Le jugement dont appel a rejeté le recours de l’appelant en confirmant la décision de l’administration de qualifier d’entreprise commerciale les faits par l’appelant d’avoir vendu trois immeubles lui appartenant pour ensuite acquérir un terrain à bâtir et y construire un immeuble à appartements et de vendre par la suite deux de ces appartements et en donner le surplus en location.
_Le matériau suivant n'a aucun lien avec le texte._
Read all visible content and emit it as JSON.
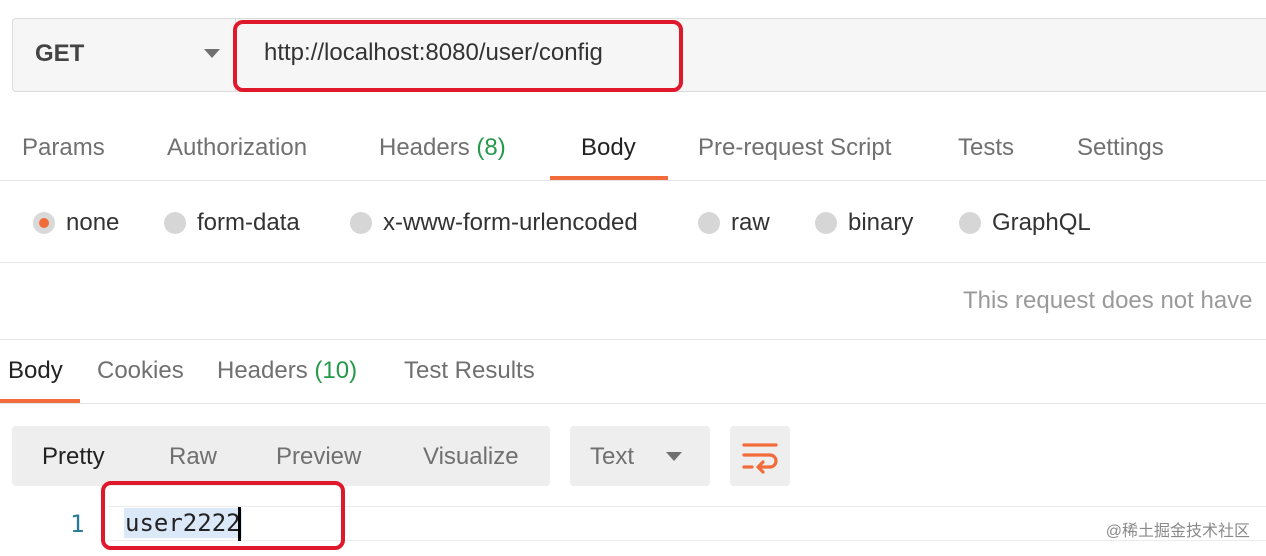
{
  "request": {
    "method": "GET",
    "url": "http://localhost:8080/user/config"
  },
  "request_tabs": {
    "params": "Params",
    "authorization": "Authorization",
    "headers_label": "Headers",
    "headers_count": "(8)",
    "body": "Body",
    "prerequest": "Pre-request Script",
    "tests": "Tests",
    "settings": "Settings",
    "active": "Body"
  },
  "body_types": {
    "none": "none",
    "form_data": "form-data",
    "urlencoded": "x-www-form-urlencoded",
    "raw": "raw",
    "binary": "binary",
    "graphql": "GraphQL",
    "selected": "none"
  },
  "empty_body_message": "This request does not have",
  "response_tabs": {
    "body": "Body",
    "cookies": "Cookies",
    "headers_label": "Headers",
    "headers_count": "(10)",
    "test_results": "Test Results",
    "active": "Body"
  },
  "view_modes": {
    "pretty": "Pretty",
    "raw": "Raw",
    "preview": "Preview",
    "visualize": "Visualize",
    "active": "Pretty"
  },
  "format_select": {
    "value": "Text"
  },
  "response_body": {
    "line_number": "1",
    "text": "user2222"
  },
  "watermark": "@稀土掘金技术社区",
  "colors": {
    "accent": "#f26b3a",
    "count_green": "#259a4a",
    "highlight_box": "#e0182c"
  },
  "icons": {
    "method_dropdown": "chevron-down-icon",
    "format_dropdown": "chevron-down-icon",
    "wrap": "wrap-lines-icon"
  }
}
L’appelant soutient que les faits décrits constituent de simples actes de gestion de son patrimoine privé et demande dès lors à la Cour de:

1) quant à l’impôt sur le revenu:

constater qu’aucun bénéfice commercial n’a été réalisé par M. … au titre de l’année 1995 (à l’exception de la somme de 12.997 francs perçue au titre du projet Aubépines Sàrl & Cie) et que la totalité de ses revenus nets s’élève dès lors à 2.797.822 francs;

ramener en conséquence, par réformation du bulletin de l’impôt sur le revenu, la cote d’impôt à la somme de 1.010.500 francs;

2) quant à l’impôt communal:

dire qu’aucun revenu soumis à l’impôt commercial communal n’a été réalisé par M. … au cours de l’année 1995;

partant ramener, par réformation de la base d’assiette de l’impôt commercial communal, à 0 franc la cote d’impôt commercial communal.
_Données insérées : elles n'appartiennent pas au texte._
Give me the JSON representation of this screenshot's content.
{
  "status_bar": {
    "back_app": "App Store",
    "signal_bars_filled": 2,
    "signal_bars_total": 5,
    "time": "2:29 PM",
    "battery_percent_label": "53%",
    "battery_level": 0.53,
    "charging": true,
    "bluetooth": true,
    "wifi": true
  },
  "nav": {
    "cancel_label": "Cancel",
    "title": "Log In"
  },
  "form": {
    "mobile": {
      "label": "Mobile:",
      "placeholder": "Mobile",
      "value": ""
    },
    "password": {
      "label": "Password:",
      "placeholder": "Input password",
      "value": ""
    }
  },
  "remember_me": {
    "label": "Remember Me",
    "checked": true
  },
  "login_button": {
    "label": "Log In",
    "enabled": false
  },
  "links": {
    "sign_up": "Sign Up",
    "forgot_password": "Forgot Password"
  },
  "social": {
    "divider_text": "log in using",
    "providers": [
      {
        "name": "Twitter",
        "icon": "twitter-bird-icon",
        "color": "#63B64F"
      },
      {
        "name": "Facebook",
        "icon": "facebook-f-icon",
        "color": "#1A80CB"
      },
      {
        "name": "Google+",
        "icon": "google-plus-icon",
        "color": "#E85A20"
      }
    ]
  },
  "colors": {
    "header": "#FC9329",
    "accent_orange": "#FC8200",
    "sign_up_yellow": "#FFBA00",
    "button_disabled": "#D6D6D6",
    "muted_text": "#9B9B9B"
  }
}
Dans son mémoire en réponse du 16 décembre 1998, le délégué du gouvernement conclut à voir dire irrecevables les conclusions qui visent, au-delà de la base d’assiette, la cote d’impôt commercial, parce que le tribunal n’a reçu le recours qu’en tant qu’il lui paraissait dirigé contre le bulletin de la base d’assiette et que ce chef du jugement est excepté de l’appel.

Au fond, le délégué du gouvernement s’en remet à l’appréciation de la Cour pour ce qui est de la qualification de l’activité litigieuse.
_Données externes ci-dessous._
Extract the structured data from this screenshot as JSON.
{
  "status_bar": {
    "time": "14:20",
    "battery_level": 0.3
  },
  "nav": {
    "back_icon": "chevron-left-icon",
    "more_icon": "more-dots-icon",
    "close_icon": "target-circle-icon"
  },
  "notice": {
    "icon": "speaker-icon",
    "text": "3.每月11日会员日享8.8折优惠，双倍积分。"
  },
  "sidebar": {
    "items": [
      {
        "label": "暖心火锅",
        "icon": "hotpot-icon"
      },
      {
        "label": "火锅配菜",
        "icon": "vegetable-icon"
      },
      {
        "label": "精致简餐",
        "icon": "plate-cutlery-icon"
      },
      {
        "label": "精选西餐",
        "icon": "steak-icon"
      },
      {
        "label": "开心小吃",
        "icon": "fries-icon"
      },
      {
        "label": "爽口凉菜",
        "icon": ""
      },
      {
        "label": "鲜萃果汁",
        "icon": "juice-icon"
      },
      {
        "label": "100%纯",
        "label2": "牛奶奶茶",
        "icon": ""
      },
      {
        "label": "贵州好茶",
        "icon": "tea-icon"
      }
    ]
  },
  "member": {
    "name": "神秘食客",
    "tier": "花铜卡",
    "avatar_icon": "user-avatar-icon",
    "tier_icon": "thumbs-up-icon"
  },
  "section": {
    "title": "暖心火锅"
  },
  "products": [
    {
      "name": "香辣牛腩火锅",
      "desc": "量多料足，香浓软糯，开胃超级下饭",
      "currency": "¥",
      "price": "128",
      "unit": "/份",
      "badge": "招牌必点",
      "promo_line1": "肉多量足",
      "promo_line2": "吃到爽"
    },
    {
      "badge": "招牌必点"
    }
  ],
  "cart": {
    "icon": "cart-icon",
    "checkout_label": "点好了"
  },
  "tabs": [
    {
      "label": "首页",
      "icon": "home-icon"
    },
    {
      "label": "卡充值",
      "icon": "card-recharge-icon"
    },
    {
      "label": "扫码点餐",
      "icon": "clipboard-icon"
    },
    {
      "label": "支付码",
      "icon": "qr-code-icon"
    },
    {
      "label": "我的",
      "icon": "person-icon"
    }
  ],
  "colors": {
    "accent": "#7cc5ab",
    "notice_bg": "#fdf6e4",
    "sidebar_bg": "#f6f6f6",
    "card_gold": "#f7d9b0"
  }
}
Dans son mémoire en réplique du 11 janvier 1999, l’appelant maintient les conclusions de l’acte d’appel tout en déclarant qu’il se borne à demander à la Cour, quant à l’impôt commercial communal, de ramener, par réformation de la base d’assiette de l’impôt commercial communal, à 0 franc ladite base d’assiette.

Considérant que l’appel est régulier quant à la forme et aux délais;

qu’il est partant recevable;

Considérant que les opérations litigieuses, au sujet desquelles la Cour a à se prononcer sur l’applicabilité de l’article 14 L.I.R. sont les suivantes:

En 1995, Monsieur … a procédé à la vente de trois immeubles, à savoir 1) un duplex dans un immeuble en copropriété sis à L-4178 Esch-sur-Alzette, 14, rue Pierre Goedert, acquis le 26 2 juillet 1991 et cédé suivant acte notarié du 16 mars 1995; 2) un studio et un bureau dans un immeuble en copropriété sis à L-4178 Esch-sur-Alzette, 4-6, rue Pierre Goedert, acquis le 14 août 1988 et cédé suivant acte notarié du 20 septembre 1995; 3) un studio dans un immeuble en copropriété sis à L-2714 Luxembourg, 6-12, rue du Fort Wallis, dénommé « Résidence Fort Wallis », acquis le 30 mars 1989 et cédé suivant acte notarié du 18 décembre 1995.

Il a ensuite acquis une place à bâtir sis à Luxembourg, 11, rue Charles Quint, ainsi que 677,35/1000 d’une place à bâtir sise à L-1225 Luxembourg, 7, rue Béatrix de Bourbon.

Ensuite, moyennant réaffectation du produit des ventes réalisées, il a fait construire un immeuble comprenant deux appartements et un duplex sur le terrain sis 7, rue Béatrix de Bourbon. Enfin, il a vendu, en l’état futur d’achèvement deux des appartements ainsi érigés.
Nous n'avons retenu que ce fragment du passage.